Parco degli Iblei, Auteri: “Bene l’iniziativa di Carta, ma dopo l’audizione servono atti concreti”

 Parco degli Iblei, Auteri: “Bene l’iniziativa di Carta, ma dopo l’audizione servono atti concreti”

Il deputato regionale Carlo Auteri esprime apprezzamento per l’iniziativa del presidente della Commissione Ambiente dell’Ars, Giuseppe Carta. “Accolgo con favore l’annuncio di convocare un’audizione sul Parco nazionale degli Iblei. Fa piacere constatare che oggi anche altri rappresentanti istituzionali abbiano deciso di occuparsi delle questioni che sollevo pubblicamente da settimane, attraverso interventi parlamentari, incontri, documenti e richieste formali indirizzate alla Regione e al Ministero dell’Ambiente”, le parole di Auteri. “Fin dall’inizio ho contestato non l’istituzione del Parco in sé, ma un procedimento portato avanti senza un reale coinvolgimento dei territori e sulla base di una perimetrazione che rischia di penalizzare aziende agricole, allevatori, artigiani, imprese e famiglie”.

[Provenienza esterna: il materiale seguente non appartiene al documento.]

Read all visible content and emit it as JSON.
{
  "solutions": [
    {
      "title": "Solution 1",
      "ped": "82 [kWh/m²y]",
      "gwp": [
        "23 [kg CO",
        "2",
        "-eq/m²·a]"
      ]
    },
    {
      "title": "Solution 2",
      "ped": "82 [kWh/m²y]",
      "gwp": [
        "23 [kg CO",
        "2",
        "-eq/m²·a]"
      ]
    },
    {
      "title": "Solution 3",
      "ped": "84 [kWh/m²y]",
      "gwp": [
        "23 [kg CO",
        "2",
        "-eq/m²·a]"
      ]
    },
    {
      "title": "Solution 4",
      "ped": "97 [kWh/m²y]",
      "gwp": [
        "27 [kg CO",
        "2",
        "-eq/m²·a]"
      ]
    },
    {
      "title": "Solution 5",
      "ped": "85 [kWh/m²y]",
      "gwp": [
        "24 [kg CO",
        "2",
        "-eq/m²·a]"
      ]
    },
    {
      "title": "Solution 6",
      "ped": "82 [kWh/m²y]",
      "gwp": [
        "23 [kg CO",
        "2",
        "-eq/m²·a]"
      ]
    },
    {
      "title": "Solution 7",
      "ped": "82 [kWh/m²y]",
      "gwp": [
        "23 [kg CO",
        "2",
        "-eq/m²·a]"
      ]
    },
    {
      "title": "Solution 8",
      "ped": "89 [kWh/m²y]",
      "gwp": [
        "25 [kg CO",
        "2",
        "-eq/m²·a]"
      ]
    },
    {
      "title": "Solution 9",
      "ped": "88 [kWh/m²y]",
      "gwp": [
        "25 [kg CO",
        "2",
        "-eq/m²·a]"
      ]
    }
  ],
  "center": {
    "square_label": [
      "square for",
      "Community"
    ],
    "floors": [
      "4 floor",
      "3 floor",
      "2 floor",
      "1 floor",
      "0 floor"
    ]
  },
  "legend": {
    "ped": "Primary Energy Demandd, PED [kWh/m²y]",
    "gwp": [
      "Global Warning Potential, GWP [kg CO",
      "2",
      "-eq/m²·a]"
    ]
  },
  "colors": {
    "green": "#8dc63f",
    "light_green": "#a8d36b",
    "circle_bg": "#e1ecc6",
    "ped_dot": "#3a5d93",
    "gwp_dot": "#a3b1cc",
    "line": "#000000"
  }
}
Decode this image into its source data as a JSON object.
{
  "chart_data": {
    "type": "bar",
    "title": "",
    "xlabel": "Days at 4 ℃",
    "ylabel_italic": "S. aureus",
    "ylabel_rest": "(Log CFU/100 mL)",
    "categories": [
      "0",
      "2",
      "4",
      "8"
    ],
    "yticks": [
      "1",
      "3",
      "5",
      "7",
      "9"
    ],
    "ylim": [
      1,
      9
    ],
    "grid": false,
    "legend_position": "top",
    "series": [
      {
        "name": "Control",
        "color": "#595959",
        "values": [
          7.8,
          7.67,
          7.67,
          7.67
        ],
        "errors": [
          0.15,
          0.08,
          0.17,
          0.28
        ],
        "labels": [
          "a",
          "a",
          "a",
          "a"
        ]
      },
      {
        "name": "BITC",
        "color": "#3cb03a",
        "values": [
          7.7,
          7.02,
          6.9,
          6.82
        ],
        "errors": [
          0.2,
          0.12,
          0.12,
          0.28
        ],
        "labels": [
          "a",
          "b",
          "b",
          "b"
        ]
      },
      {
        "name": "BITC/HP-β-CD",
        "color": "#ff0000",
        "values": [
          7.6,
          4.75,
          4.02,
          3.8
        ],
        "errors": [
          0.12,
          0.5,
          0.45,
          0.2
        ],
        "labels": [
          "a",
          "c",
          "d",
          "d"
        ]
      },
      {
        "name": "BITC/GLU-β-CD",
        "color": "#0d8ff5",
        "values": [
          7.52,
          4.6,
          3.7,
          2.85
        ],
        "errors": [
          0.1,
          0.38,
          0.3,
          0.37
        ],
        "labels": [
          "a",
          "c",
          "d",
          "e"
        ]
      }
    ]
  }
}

Tra le richieste già avanzate dal deputato figurano il coinvolgimento dei Liberi Consorzi di Siracusa e Ragusa, l’ascolto dei sindaci e delle categorie produttive e la revisione della perimetrazione sulla base delle proposte tecniche elaborate dagli enti locali. Auteri ricorda inoltre di aver chiesto al governo regionale di impugnare la sentenza del Tar davanti al Cga, e di aver scritto al Ministero dell’Ambiente, alla Regione e all’Autorità di bacino per segnalare quelle che definisce “contraddizioni ambientali del progetto”, tra cui carenze nella depurazione delle acque e criticità idrogeologiche lungo il bacino dell’Anapo.
“Prima di imporre nuovi vincoli bisogna verificare le condizioni effettive del territorio, le carenze nella depurazione delle acque, le criticità idrogeologiche e gli interventi necessari per la sicurezza ambientale. Non si può disegnare un Parco sulla carta ignorando ciò che accade realmente lungo il bacino dell’Anapo e nei Comuni interessati”, sottolinea il parlamentare. Auteri chiede che in sede di audizione venga acquisito l’intero fascicolo amministrativo, compresa la nota dell’ex dirigente ritenuta determinante nel giudizio del Tar, la Risoluzione numero 6 approvata dalla Commissione e le proposte alternative di perimetrazione presentate dagli enti locali. Il deputato vuole inoltre fare luce su “perché un atto collegiale del Parlamento siciliano sia rimasto sostanzialmente senza seguito” e sulle eventuali responsabilità politiche e amministrative.
“Dopo l’audizione mi aspetto atti formali, un cronoprogramma e una posizione unitaria della Regione da portare al Governo nazionale”, conclude Auteri, ribadendo che “il Parco non può essere imposto contro le comunità degli Iblei: deve essere costruito con loro, attraverso dati aggiornati, valutazioni tecniche serie e una perimetrazione compatibile con il lavoro e con lo sviluppo del territorio”.